Ah, that's lovely and I agree with it all. On that basis my kids should all turn out perfect.
Just saw this and loved it!
Normal trite facebook bilge.
I think this may be the best thing I've read on here
Good musical instruments are not cheap nor are they often found in charity shops!
It says 'real' rather than 'good' Phineyj. I've bought second hand instruments for very little.
To be honest I think the FB cut and paste is the one of the most self satisfied pile of shite I've read in quite a long time.
And it is also competitive parenting "oh look at my child and their collection of ethically sourced traditional musical instruments"
I have a hard time taking advice from people who think musical instruments can be divided into 'real' ones and 'multicultural' ones .

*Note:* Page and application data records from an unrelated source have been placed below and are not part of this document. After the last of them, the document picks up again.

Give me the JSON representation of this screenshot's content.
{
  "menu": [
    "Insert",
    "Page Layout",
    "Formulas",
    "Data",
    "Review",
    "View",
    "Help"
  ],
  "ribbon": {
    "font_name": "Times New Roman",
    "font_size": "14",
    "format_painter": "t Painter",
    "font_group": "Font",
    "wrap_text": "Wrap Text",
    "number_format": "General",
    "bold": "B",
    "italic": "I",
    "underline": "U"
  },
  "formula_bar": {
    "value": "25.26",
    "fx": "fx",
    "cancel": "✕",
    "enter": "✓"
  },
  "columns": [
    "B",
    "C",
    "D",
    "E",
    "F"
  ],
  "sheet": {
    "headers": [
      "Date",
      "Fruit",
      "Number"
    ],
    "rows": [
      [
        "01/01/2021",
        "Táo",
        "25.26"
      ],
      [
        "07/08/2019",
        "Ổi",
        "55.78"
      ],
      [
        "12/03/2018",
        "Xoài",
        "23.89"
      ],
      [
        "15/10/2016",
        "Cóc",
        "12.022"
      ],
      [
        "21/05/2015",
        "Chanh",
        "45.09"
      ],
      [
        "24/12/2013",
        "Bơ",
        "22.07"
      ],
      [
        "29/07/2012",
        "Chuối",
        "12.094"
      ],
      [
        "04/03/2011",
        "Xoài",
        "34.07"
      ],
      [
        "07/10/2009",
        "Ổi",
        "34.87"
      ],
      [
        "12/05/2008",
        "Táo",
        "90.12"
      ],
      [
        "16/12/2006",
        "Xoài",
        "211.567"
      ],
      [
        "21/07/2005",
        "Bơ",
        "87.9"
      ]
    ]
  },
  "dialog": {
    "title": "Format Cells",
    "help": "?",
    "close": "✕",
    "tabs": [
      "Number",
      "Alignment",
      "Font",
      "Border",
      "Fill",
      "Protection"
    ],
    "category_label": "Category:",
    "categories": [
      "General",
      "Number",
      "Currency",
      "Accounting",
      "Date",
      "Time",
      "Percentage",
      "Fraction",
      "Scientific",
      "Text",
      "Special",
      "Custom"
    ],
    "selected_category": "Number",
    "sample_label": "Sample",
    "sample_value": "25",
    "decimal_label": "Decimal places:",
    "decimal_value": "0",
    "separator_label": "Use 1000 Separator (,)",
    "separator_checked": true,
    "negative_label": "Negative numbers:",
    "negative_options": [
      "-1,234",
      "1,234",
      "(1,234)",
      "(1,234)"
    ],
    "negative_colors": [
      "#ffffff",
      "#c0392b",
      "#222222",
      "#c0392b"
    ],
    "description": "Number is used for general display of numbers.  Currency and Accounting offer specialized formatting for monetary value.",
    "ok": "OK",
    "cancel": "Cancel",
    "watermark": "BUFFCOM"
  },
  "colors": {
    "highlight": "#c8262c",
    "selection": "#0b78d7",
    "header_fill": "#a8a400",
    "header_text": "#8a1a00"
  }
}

But yeah competitive parenting is wearying, whether we compete over how much our kids know, or how much our kids play or how much they are just allowed to be themselves, or how relaxed we are, or how well-balanced we are, or how much time we devote to them, or any other pointless variable that takes no account of the fact that our circumstances and our children fucking vary
Smug and competitive in its own way. Massively guilt inducing for parents who may not have the time and energy to energy to let their children make a massive mess while they get the dinner.
Wow. That makes me feel good. I think I've managed to do most of those things with my kids ,one way or another. Especially the books, They are 13,16 and 21 now, but the one thing we ALWAYS did ,from very small, was sit and read piles and piles of books,snuggled up on the sofa together. If there's one thing I miss, it is that.
I totally agree with the sentiment.
teatime - i actually agree with you!
Well, I don't think it implies a 'good' parent has to tick every single one of those activities either - yes, that would make it just as competitive.
I never got the point of flashcards....
I bet whoever wrote that doesn't have children.
My DC are grown up now and all the stuff mentioned above is what they remember about their childhoods. It's giving DC time.
Very gender specific in places!! Otherwise a lovely fairyland of wonderful advice for people who are dealing with the reality day to day!
I love our school gate chat, usually DH takes DS to school but when I do I often get into conversation with other parents who are boasting about how non-competitive they are, like "well I was hoping the school would teach her some words, I don't think she can read anything" and "I would NEVER think about teaching my kids numbers at the weekend" these are all educated professionals, it's hilarious. I conceal the fact that DS can read and instead announce to all that I don't give a shit that he can't hold a pencil properly...
I knew someone would moan about it!
I think it is in essence right though.
I have one DD who has dyslexia, I had little experience of children when I had her and i thought that she was and wasn't doing things because I had been a young Mum.
It was only when I became a reading assistant in her school and mixed with different families that it became obvious that her "problems" wasn't because of my age ( as every professional had more or less said)
I could of read to (as I tried to) night after night and it wouldn't of improved her reading.
Not meeting milestones got my youngest DD diagnosed and helped/ in a appropriate school as soon as possible.
So I don't agree, too many children went undiagnosed with a varity of issues and so underachieved, as a result of complacency and "don't worry it'll come".
My youngest never had to go through the misery, in school, that my eldest did, because my concerns were listened to and I didn't clap trap on a par with that spouted at me.